The core of the Danish proposals, released in part on Tuesday, is that the treaty can be put to the Danish people, who rejected it on 2 June, in a new referendum. The key areas in which Denmark wants safeguards before then are proposals for a common currency, defence, citizenship, and co-operation on immigration and crime. A poll published on Tuesday showed 64 per cent of voters would back Maastricht if the amendments are agreed. But the proposals will cause trouble on several scores, the Foreign Office note says.
Despite British statements to the contrary, the Foreign Office believes that it is unclear whether the Danish objectives can be achieved without effectively renegotiating the treaty, something that has been ruled out at every stage by the other 11 members.
The Danish memorandum says that any agreement 'must be juridically binding for all 12 Community member states'. It adds that 'the agreement must include real substantive changes from what was rejected on 2 June' - the Maastricht treaty.
In particular, the Danes want a much tighter opt-out from European Monetary Union. There is already a short protocol allowing for a Danish vote before proceeding to a single currency. But it is nothing like Britain's opt-out, a much longer protocol. Denmark now seems to want a British-style clause. Reopening this issue - the most sensitive in the treaty - might see other states demanding the same privilege. This might even include Germany, which is now getting cold feet over EMU. It would horrify states like France, who want the path to a single currency made irreversible.

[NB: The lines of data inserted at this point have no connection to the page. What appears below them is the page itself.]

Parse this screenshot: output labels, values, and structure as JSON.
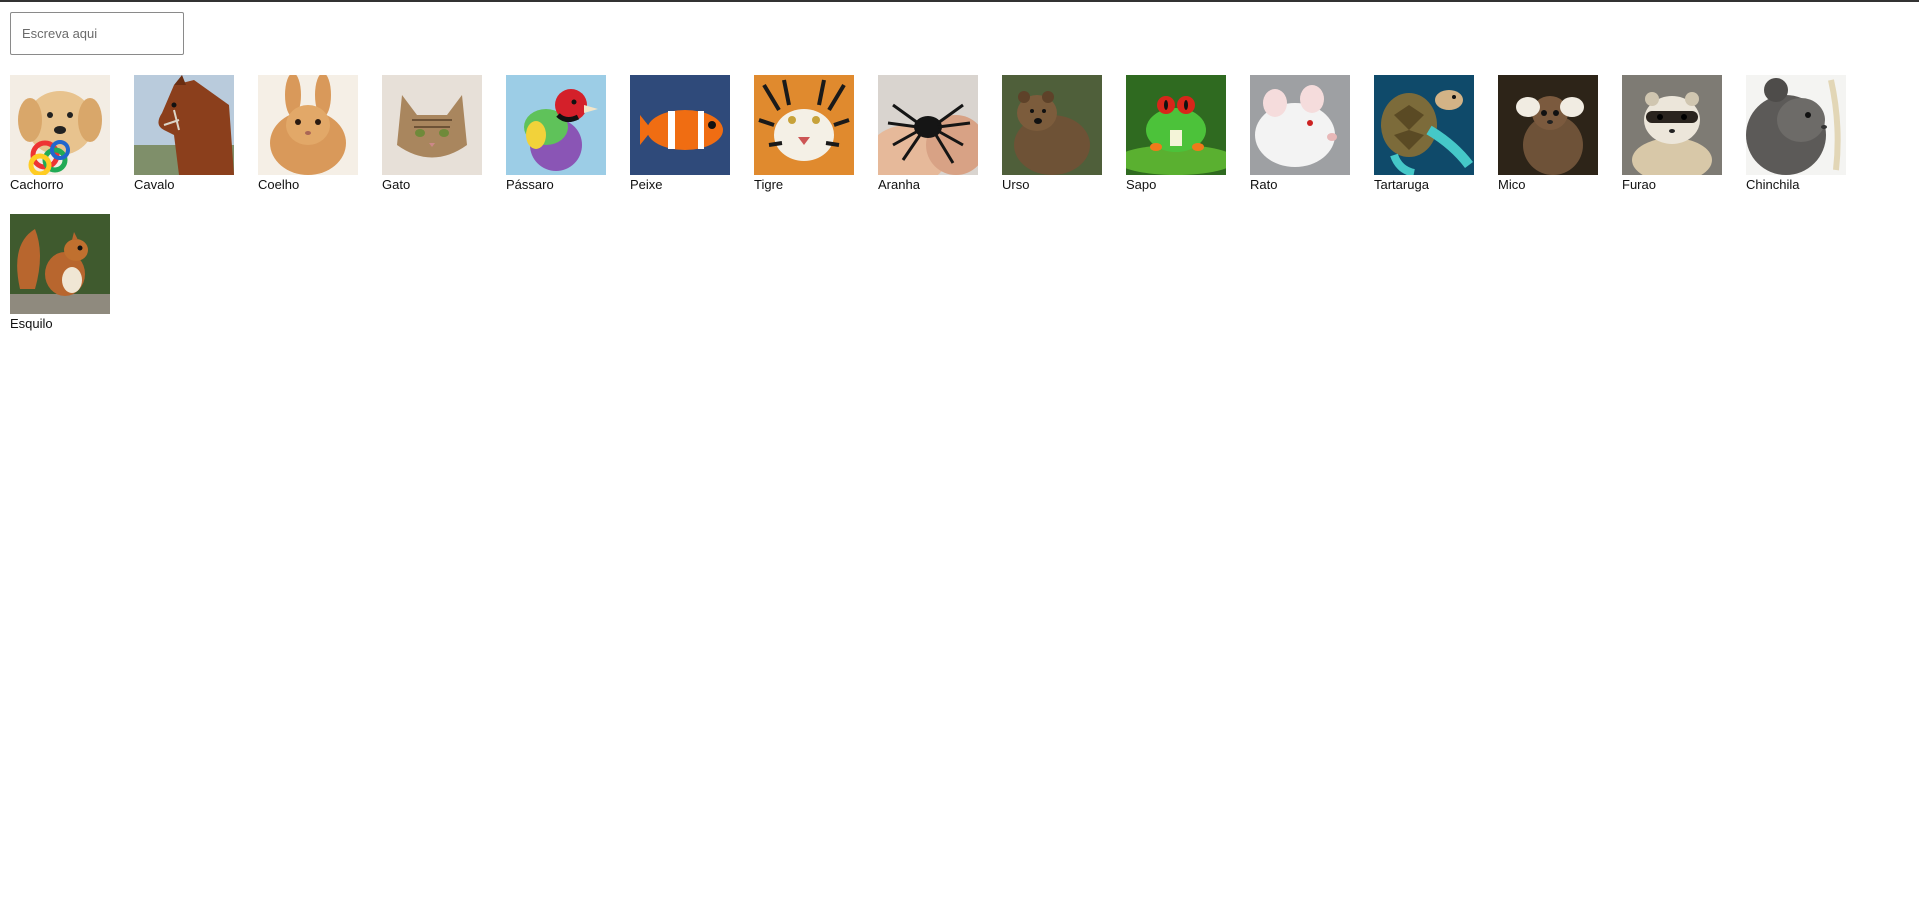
{
  "search": {
    "placeholder": "Escreva aqui",
    "value": ""
  },
  "animals": [
    {
      "label": "Cachorro",
      "icon": "dog-photo-icon"
    },
    {
      "label": "Cavalo",
      "icon": "horse-photo-icon"
    },
    {
      "label": "Coelho",
      "icon": "rabbit-photo-icon"
    },
    {
      "label": "Gato",
      "icon": "cat-photo-icon"
    },
    {
      "label": "Pássaro",
      "icon": "bird-photo-icon"
    },
    {
      "label": "Peixe",
      "icon": "fish-photo-icon"
    },
    {
      "label": "Tigre",
      "icon": "tiger-photo-icon"
    },
    {
      "label": "Aranha",
      "icon": "spider-photo-icon"
    },
    {
      "label": "Urso",
      "icon": "bear-photo-icon"
    },
    {
      "label": "Sapo",
      "icon": "frog-photo-icon"
    },
    {
      "label": "Rato",
      "icon": "rat-photo-icon"
    },
    {
      "label": "Tartaruga",
      "icon": "turtle-photo-icon"
    },
    {
      "label": "Mico",
      "icon": "marmoset-photo-icon"
    },
    {
      "label": "Furao",
      "icon": "ferret-photo-icon"
    },
    {
      "label": "Chinchila",
      "icon": "chinchilla-photo-icon"
    },
    {
      "label": "Esquilo",
      "icon": "squirrel-photo-icon"
    }
  ]
}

The Danish deal is based on a plan put together by three opposition parties - the Social Democrats, the Socialist People's Party and the Radicals. The ruling centre-right coalition was in no position to change this, since it has too few votes. Uffe Ellemann-Jensen, Denmark's Foreign Minister, is to take the proposals round Europe. But the Foreign Office note says that he 'will not believe in them'.
The strength of feeling against changing these proposals was revealed by Holger Nielsen, leader of the Socialist People's Party, leader of the 'no' campaign in the June referendum.
He was already furious yesterday at suggestions by Prime Minister Poul Schluter that some of the opt-outs - on a single currency, for instance - might be reversible. 'It is preposterous that he is saying that we might join in a few years time,' Mr Nielsen said yesterday. The Foreign Office note admits that the demands for substantive alterations 'may not be negotiable'.
Douglas Hurd admitted yesterday that though the deal was 'a compromise', it was the only possible framework. 'There is work still to be done but what is clear now . . . is that the Danish government . . . have the clear intent to seek clarifications which would enable them to put the matter again to the Danish people. That is a step forward.'
The discussions over the next steps will be taken mainly by foreign ministers, and possibly at a special EC conclave before the Edinburgh summit. Foreign Office officials admit that they are crossing into unknown territory, and that the legal form of any agreement is unclear.
The core of the problem remains. The country rejected the Maastricht treaty because it did not agree to it, and now it wants changes. But the Twelve have decided there can be no renegotiation. And in Britain, there is a strong tide in favour of following the Danish example.